琉球大学農学部教授らの研究チームは「働きアリ」よりも「働かないアリ」の生存率の方が高いことを突き止めました。また「働かないアリ」の比率が増えると「働きアリ」はより多く働くようになり、その結果として生存率が下がる「過労死」につながることも発見したのです。
今回の研究では「働かないアリ」の個体の割合をさまざまに変えた小規模コロニーを作成し、均一な条件のもとで64日間飼育しました。実験の結果、「働かないアリ」は一緒にいる働きアリよりも常に生存率が高く、また多くの子を残すことが判明。しかし、「働かないアリ」系統のみのコロニーは子を残すことができないことが明らかとなりました。
これらの結果は「働かないアリ」がただ乗りの利益を得て、世代を経るごとにコロニーの中でその割合を増すことができますが、ついには自らの系統だけになるとコロニーを成立させることができなくなるという、典型的な「公共財ジレンマ」の構造を示しています。

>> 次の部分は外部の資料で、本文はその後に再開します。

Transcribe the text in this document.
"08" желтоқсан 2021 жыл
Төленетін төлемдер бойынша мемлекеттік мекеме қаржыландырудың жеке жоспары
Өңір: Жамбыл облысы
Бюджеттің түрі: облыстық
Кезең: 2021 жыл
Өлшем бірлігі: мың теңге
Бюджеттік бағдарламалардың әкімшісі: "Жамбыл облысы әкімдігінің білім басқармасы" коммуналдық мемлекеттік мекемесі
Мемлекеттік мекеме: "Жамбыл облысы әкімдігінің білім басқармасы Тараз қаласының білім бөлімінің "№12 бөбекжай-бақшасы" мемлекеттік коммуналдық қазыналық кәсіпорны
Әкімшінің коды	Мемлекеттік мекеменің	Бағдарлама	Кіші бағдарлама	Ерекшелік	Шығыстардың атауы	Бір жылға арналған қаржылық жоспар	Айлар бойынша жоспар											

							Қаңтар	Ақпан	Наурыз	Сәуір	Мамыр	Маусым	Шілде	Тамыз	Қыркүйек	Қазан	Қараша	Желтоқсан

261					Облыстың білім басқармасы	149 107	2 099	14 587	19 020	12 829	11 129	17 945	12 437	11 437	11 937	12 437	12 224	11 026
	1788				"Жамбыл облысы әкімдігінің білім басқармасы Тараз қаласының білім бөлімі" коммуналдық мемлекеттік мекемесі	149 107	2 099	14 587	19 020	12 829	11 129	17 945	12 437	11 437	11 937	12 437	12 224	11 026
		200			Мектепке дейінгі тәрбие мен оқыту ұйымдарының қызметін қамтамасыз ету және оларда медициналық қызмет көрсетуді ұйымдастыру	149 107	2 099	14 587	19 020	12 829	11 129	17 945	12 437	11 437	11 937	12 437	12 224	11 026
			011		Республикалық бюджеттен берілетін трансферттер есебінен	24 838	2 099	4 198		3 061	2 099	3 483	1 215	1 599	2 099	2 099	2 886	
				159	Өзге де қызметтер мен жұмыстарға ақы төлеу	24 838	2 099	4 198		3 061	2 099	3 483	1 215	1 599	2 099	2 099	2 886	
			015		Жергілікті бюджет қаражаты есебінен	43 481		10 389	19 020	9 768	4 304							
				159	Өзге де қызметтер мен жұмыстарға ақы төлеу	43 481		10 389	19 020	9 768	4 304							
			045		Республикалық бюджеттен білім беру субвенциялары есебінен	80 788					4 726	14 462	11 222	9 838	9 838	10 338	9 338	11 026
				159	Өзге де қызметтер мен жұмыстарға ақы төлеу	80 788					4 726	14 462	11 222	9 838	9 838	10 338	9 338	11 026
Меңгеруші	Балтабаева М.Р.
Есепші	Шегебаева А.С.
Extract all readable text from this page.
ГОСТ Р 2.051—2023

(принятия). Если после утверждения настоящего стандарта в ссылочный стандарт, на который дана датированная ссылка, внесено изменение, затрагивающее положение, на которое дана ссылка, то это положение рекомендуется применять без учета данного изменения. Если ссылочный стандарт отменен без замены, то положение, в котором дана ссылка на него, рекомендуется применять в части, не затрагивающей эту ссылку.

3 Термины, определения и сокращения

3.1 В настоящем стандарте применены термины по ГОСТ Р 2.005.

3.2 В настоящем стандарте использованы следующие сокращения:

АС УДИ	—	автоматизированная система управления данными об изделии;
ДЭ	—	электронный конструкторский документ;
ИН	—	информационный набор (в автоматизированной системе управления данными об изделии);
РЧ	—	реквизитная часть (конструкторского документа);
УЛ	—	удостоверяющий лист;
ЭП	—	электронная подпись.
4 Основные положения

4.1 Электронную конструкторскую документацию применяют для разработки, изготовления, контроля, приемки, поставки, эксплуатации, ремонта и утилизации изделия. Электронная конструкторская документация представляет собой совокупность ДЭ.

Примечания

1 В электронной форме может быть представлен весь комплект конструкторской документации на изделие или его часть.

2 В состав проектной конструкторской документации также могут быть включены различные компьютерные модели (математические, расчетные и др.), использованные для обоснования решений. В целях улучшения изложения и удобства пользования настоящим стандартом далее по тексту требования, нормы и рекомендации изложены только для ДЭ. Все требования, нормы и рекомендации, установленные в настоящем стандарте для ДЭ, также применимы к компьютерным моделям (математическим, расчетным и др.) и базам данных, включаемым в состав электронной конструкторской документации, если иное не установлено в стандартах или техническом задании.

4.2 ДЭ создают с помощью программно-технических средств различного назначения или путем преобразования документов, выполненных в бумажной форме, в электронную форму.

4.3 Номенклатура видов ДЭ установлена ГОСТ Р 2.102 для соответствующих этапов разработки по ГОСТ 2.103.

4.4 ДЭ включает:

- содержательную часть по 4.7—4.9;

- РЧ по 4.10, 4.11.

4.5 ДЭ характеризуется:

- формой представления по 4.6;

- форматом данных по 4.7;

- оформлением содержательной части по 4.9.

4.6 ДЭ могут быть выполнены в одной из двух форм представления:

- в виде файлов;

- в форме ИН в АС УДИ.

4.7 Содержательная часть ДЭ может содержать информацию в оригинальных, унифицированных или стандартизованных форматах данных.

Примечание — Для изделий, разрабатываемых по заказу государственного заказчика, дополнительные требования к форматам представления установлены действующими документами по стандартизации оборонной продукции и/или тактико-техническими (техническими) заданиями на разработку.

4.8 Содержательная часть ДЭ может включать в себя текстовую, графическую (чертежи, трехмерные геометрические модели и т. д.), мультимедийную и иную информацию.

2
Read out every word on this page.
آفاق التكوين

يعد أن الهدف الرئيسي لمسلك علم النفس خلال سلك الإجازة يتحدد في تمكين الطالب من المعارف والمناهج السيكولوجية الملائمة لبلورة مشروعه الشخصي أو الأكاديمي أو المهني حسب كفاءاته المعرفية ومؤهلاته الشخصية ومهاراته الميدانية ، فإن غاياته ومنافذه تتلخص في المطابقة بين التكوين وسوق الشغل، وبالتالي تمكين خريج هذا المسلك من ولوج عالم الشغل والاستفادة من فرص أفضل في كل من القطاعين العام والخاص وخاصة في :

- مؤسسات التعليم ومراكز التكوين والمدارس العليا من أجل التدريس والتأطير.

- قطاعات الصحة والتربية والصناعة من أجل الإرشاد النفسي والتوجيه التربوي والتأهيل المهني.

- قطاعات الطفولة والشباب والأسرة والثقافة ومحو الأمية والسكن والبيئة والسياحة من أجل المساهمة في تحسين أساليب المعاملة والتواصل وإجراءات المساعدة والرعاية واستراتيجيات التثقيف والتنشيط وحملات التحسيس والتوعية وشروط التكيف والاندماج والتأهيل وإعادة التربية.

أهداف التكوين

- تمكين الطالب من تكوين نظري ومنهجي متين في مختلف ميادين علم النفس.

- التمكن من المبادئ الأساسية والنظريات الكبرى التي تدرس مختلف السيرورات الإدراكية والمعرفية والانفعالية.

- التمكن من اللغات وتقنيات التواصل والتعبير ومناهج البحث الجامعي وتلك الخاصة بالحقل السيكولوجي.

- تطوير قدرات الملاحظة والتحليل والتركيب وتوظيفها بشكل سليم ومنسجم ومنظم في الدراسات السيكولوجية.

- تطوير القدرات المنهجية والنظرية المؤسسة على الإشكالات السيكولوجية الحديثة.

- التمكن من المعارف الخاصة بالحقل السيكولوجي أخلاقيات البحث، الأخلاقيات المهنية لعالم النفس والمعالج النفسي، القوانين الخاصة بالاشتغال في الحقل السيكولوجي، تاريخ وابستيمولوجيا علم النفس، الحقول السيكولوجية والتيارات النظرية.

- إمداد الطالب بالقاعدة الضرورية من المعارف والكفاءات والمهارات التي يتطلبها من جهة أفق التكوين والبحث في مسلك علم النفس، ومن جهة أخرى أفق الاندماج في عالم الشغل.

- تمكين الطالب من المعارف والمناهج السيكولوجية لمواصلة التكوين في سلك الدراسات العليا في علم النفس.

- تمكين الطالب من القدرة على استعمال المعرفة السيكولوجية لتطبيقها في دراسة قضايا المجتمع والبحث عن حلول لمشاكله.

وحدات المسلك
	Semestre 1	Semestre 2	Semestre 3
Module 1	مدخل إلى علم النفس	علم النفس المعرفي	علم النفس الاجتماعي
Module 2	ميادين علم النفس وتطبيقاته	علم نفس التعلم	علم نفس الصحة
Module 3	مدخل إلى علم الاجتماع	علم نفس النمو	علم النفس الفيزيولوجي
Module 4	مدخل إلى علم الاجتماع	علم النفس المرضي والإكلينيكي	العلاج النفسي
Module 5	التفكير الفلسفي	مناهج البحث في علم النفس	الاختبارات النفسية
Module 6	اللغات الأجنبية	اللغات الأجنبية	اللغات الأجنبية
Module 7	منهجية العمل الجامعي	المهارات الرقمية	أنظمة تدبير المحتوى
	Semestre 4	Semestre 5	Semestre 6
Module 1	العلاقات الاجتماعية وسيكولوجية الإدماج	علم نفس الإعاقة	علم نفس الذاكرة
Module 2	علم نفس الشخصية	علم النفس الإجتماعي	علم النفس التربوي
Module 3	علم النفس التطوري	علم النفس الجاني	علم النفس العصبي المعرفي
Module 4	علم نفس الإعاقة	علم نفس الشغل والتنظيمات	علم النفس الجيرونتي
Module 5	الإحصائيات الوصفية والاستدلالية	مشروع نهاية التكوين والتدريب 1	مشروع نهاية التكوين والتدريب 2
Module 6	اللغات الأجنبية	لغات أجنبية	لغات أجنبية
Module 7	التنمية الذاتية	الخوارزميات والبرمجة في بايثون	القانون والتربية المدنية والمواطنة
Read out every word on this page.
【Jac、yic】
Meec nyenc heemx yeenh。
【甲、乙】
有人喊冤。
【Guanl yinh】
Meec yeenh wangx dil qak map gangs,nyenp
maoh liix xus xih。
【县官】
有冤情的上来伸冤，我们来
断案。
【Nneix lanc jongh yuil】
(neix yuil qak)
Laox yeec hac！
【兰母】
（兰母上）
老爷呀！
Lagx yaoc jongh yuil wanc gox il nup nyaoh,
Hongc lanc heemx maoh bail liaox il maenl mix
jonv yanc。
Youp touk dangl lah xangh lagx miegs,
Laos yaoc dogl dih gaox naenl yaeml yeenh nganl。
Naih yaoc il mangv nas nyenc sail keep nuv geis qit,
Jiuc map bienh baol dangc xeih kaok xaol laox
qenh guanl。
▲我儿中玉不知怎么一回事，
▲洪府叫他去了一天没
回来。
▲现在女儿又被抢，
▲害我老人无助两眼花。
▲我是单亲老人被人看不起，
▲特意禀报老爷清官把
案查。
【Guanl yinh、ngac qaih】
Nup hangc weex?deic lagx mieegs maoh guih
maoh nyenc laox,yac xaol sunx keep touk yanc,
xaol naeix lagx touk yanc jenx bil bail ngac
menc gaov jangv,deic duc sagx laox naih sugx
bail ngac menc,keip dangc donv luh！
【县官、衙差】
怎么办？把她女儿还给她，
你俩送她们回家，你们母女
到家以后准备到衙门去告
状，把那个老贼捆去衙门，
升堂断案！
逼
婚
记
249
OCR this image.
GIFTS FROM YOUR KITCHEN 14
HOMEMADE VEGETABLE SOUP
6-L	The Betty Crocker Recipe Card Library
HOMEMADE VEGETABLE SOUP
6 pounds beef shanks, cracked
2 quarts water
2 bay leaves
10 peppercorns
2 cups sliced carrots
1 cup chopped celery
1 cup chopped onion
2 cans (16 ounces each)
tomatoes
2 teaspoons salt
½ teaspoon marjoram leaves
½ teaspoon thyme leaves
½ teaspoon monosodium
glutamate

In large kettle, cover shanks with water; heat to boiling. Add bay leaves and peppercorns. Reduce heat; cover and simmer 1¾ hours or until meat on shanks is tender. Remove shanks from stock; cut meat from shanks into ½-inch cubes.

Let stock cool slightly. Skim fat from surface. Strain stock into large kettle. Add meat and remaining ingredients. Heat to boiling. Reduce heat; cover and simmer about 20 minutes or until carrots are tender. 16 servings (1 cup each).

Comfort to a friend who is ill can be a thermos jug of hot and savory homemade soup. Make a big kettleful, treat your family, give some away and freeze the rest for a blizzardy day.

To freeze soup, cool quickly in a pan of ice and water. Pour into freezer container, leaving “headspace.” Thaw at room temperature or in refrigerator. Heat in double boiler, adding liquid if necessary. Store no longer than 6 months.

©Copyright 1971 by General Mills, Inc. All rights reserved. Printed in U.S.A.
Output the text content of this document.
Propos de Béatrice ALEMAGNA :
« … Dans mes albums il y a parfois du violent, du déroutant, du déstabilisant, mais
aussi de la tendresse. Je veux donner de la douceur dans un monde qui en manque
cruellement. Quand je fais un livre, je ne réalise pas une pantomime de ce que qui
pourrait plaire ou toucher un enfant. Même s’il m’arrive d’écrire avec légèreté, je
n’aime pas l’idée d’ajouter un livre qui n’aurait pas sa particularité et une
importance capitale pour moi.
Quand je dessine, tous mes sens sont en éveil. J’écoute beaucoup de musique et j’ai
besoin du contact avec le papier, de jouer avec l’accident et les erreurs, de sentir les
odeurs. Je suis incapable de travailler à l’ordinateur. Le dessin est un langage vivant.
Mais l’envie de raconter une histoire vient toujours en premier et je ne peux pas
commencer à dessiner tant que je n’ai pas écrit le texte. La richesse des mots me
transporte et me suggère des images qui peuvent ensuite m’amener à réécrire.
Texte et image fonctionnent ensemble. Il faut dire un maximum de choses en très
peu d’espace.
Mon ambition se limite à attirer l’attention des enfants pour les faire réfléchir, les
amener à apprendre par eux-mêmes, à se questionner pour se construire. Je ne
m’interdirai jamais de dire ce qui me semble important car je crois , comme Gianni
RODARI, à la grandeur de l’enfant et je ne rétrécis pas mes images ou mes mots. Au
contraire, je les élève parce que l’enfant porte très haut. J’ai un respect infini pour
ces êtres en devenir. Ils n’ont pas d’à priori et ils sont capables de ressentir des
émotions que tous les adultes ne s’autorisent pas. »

さらに「働かないアリ」の割合が多いコロニーほど、働きアリの個体はより多く巣の外に出て働くようになることも判明。その結果として、働きアリは生存率が低下することもわかりました。仕事の穴を埋めたがための「過労死」ともいえるこの行動は、過去の研究で別のアリでも観察されており、これは協同的な社会において一般的な現象かもしれません。
助け合いの社会がいかに発生するのかは、自然科学と社会科学の両方で重要なテーマ。なぜなら自由な競争のもとでは、自分の利益を犠牲にして相手を助けるよりも、相手からの助けに「ただ乗り」することで利益を得たほうが得だと考えられるからです。
それぞれが行うこの合理的な損得勘定の結果、助け合いは成りたたずに利己的なふるまいが蔓延する状態に必然的に陥ってしまうことが予測されます。この状態が「公共財ジレンマ」あるいは「共有地の悲劇」として知られており、ゲーム理論という数学の道具を用いて予測することができます。
そこで、アリ社会において助け合いがなぜ生じるかを理解することが、私たち自身の社会における助け合いのより深い理解につながることが期待されます。野外のアリでは集団全体の中の「働かないアリ」の割合は非常に低く、いまのところ「公共財ジレンマ」が顕在化する兆候はありません。なぜ野外のアリで助け合いが維持されているかは今後の研究課題です。